Los proveedores de materia prima asociados, los hospitales y farmacias de la familia Aranda, también vieron subir sus acciones.

Y Ulises, gracias al desarrollo de la vacuna, fue invitado formalmente a unirse a la Academia Nacional de Ciencias, convirtiéndose en el investigador más joven de la región.

Sin embargo, su identidad se mantuvo en secreto.

Esto se hizo para proteger su seguridad y para que no fuera molestado por el mundo exterior, permitiéndole tener una infancia plena y feliz.

Un mes después, Cristian fue dado de alta.

Yago sacó una peluca con mucha delicadeza.

—Tenga, señor Vega. Hecha a mano, se ajusta perfectamente a la forma de su cabeza, es transpirable y se ve natural. Despreocúpese, ya está desinfectada.

A Cristian le habían rapado la cabeza para la cirugía y el pelo aún no le crecía, lo cual no encajaba con su imagen de magnate.

Además, tenía una cicatriz terrible en la cabeza.

Por eso Yago le había preparado la peluca.

Cristian la tomó.

—Gracias, Yago.

—No es nada, señor Vega, es mi deber.

Cristian se puso un traje hecho a la medida y la peluca. Con los zapatos lustrados y un aire de distinción, parecía listo para asistir a un banquete de negocios en cualquier momento.

Yago tramitó el alta y ambos salieron del hospital.

Al mismo tiempo, Nerea llegó con un ramo de flores, fingiendo visitar a un paciente.

Había ido a propósito.

Ulises le había dicho que Cristian salía hoy por la mañana.

Quería confirmar el efecto de la cirugía.

Al ver a Nerea, a Yago se le subió el corazón a la garganta; se puso inexplicablemente nervioso.

Miró de reojo a Cristian.

Cristian mantenía una expresión fría, mirando al frente, como si no hubiera visto a Nerea, o más bien, como si no la conociera.

Caminó con sus largas piernas sin detenerse, pasando directamente junto a ella.

Se cruzaron sin detenerse lo más mínimo.

Nerea curvó ligeramente los labios; parecía que la operación había funcionado bien.

Pero al segundo siguiente, escuchó la voz de Cristian a sus espaldas.

—La señorita de las flores.

Nerea frunció el ceño, se detuvo y se giró lentamente.

—¿Me habla a mí?

Mostró la duda justa, con una mirada de extrañeza y cautela, como si viera a un desconocido.

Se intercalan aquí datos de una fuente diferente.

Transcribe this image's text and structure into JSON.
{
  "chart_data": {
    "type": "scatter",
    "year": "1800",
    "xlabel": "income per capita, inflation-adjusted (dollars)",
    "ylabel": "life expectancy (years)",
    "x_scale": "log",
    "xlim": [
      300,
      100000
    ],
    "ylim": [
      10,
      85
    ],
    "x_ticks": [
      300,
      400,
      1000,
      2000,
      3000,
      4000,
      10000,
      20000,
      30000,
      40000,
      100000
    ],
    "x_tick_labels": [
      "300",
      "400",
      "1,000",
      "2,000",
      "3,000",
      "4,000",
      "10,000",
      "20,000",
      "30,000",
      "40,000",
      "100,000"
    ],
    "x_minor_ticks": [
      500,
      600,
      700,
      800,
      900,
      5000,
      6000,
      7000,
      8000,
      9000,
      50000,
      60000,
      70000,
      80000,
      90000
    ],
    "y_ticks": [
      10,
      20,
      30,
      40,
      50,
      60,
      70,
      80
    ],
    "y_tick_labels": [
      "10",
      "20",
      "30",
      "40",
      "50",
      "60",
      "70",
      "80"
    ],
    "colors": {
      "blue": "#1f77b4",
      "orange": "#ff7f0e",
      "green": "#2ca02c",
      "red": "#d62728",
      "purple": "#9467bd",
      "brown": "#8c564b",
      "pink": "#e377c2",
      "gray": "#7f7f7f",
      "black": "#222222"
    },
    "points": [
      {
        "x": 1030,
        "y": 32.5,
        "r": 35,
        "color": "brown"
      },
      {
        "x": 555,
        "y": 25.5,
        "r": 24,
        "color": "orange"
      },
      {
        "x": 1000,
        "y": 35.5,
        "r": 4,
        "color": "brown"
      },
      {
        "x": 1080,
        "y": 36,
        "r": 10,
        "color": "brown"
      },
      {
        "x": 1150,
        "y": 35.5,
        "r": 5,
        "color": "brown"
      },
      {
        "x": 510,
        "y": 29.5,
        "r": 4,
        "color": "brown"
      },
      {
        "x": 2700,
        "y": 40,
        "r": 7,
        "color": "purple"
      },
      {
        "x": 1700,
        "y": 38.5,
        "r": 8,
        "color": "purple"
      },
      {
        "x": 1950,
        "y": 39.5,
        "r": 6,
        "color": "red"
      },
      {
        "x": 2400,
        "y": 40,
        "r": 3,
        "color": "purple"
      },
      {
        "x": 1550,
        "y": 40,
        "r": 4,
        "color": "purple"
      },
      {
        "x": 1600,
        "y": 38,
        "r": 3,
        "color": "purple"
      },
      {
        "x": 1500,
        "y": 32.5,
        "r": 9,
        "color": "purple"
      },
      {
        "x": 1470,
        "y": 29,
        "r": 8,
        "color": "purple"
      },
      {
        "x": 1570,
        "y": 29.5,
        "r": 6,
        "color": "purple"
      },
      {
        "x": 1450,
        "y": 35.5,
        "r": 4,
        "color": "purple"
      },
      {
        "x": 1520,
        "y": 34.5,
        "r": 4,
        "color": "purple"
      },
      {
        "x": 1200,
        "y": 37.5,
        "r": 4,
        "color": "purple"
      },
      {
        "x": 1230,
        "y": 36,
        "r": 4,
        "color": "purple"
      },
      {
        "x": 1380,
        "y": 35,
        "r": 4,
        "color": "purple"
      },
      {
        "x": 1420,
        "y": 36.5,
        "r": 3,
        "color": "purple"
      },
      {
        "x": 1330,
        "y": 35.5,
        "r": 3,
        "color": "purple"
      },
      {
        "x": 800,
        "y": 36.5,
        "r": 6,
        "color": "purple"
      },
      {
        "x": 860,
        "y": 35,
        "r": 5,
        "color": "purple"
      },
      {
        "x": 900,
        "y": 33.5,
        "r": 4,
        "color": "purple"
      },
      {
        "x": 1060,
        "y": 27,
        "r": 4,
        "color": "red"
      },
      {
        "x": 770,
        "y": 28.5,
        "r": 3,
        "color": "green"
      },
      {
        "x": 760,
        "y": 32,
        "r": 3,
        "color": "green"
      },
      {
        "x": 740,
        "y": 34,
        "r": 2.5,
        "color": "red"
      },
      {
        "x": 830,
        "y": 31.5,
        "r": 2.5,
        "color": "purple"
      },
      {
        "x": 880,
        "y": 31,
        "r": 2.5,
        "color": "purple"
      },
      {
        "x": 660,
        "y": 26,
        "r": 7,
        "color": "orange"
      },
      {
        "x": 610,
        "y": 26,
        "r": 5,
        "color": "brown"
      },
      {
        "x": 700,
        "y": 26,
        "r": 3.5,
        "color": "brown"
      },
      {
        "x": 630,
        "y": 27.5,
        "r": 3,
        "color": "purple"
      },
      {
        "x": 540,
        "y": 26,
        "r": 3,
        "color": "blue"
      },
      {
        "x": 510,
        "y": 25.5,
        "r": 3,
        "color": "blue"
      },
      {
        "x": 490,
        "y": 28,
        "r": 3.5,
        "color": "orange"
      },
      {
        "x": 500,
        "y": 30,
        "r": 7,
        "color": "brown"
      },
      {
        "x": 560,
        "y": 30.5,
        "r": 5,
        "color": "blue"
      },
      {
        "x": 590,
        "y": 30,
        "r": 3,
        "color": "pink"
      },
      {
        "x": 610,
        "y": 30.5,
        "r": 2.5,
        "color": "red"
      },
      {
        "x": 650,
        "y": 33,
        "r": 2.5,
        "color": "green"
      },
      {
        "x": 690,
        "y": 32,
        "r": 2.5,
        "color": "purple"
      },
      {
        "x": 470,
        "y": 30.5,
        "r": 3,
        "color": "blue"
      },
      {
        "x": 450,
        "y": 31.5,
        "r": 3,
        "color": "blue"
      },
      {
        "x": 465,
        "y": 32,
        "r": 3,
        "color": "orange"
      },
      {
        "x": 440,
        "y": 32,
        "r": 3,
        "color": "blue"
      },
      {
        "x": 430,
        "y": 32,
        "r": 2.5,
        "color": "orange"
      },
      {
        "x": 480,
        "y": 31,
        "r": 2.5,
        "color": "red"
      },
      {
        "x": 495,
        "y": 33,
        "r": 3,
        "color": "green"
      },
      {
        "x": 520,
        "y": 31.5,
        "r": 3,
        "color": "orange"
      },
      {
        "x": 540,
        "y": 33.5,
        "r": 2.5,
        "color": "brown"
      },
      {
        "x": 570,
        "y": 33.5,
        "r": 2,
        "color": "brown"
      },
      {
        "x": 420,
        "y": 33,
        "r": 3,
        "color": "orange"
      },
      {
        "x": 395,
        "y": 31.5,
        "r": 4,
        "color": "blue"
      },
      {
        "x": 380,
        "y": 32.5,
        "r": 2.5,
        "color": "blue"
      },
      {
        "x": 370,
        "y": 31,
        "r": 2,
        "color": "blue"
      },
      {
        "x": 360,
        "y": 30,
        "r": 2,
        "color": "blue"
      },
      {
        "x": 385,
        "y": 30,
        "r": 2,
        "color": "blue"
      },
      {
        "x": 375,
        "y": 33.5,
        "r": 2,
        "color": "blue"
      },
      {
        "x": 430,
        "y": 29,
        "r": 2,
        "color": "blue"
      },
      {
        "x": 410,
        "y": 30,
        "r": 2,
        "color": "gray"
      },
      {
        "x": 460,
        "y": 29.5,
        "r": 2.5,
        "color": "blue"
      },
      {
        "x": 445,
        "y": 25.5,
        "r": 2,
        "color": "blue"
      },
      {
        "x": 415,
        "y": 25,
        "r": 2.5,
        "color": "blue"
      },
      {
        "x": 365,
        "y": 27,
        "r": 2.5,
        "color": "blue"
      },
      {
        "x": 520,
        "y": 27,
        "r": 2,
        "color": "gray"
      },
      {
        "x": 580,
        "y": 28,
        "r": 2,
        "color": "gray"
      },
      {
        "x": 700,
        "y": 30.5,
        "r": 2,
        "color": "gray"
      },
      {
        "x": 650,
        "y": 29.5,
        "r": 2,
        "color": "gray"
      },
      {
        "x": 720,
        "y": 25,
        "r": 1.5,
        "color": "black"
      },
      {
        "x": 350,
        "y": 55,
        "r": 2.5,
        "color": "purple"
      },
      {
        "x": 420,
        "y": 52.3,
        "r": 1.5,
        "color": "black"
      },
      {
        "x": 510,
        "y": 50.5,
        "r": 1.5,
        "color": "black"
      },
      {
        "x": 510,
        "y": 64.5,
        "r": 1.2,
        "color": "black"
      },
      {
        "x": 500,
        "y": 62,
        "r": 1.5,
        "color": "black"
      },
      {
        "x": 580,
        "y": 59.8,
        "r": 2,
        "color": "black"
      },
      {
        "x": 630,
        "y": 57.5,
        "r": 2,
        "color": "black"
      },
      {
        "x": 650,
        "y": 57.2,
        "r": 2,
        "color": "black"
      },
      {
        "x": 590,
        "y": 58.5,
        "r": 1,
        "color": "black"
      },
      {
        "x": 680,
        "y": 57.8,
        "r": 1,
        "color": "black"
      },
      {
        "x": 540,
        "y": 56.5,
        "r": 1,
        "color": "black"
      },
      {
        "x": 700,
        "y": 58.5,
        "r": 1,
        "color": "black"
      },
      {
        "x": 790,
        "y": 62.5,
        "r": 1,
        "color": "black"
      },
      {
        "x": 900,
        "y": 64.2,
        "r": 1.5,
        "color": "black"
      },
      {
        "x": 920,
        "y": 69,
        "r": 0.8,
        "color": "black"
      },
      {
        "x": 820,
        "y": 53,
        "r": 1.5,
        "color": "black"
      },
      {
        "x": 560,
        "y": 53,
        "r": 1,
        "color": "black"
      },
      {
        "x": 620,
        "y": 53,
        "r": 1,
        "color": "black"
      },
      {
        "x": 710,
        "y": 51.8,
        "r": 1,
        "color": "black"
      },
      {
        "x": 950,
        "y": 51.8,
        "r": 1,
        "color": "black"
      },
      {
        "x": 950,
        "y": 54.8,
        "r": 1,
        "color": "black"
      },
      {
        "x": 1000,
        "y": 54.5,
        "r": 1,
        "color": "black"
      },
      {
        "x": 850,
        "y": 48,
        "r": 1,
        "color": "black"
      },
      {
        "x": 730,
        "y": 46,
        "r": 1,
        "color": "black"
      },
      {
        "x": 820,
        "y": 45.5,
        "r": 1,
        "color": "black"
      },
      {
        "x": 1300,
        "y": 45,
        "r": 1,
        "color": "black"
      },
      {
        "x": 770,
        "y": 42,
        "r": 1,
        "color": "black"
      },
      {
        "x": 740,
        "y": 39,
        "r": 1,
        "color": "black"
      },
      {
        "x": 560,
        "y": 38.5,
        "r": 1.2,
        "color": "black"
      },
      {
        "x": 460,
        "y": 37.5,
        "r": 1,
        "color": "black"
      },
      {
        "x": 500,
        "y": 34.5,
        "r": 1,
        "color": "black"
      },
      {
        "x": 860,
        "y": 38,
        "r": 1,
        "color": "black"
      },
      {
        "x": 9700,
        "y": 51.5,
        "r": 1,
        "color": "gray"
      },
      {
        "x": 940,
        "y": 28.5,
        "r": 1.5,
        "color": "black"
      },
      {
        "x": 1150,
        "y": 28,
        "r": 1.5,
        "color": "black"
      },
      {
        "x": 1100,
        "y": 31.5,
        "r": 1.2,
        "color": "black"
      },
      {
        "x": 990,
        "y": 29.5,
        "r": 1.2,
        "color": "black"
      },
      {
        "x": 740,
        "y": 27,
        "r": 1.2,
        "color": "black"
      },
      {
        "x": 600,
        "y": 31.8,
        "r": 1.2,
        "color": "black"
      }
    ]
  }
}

Cristian caminó hacia Nerea.

Ella retrocedió con el ceño fruncido, a punto de dudar del efecto de la cirugía.

Entonces vio que Cristian se detenía y preguntaba con caballerosidad y educación:

—Disculpe, ¿qué perfume usa?

—¿Perdón? —Nerea lo miró sorprendida.

No sabía por qué, pero en el momento en que se cruzaron, Cristian olió la fragancia en ella y su corazón comenzó a latir sin control.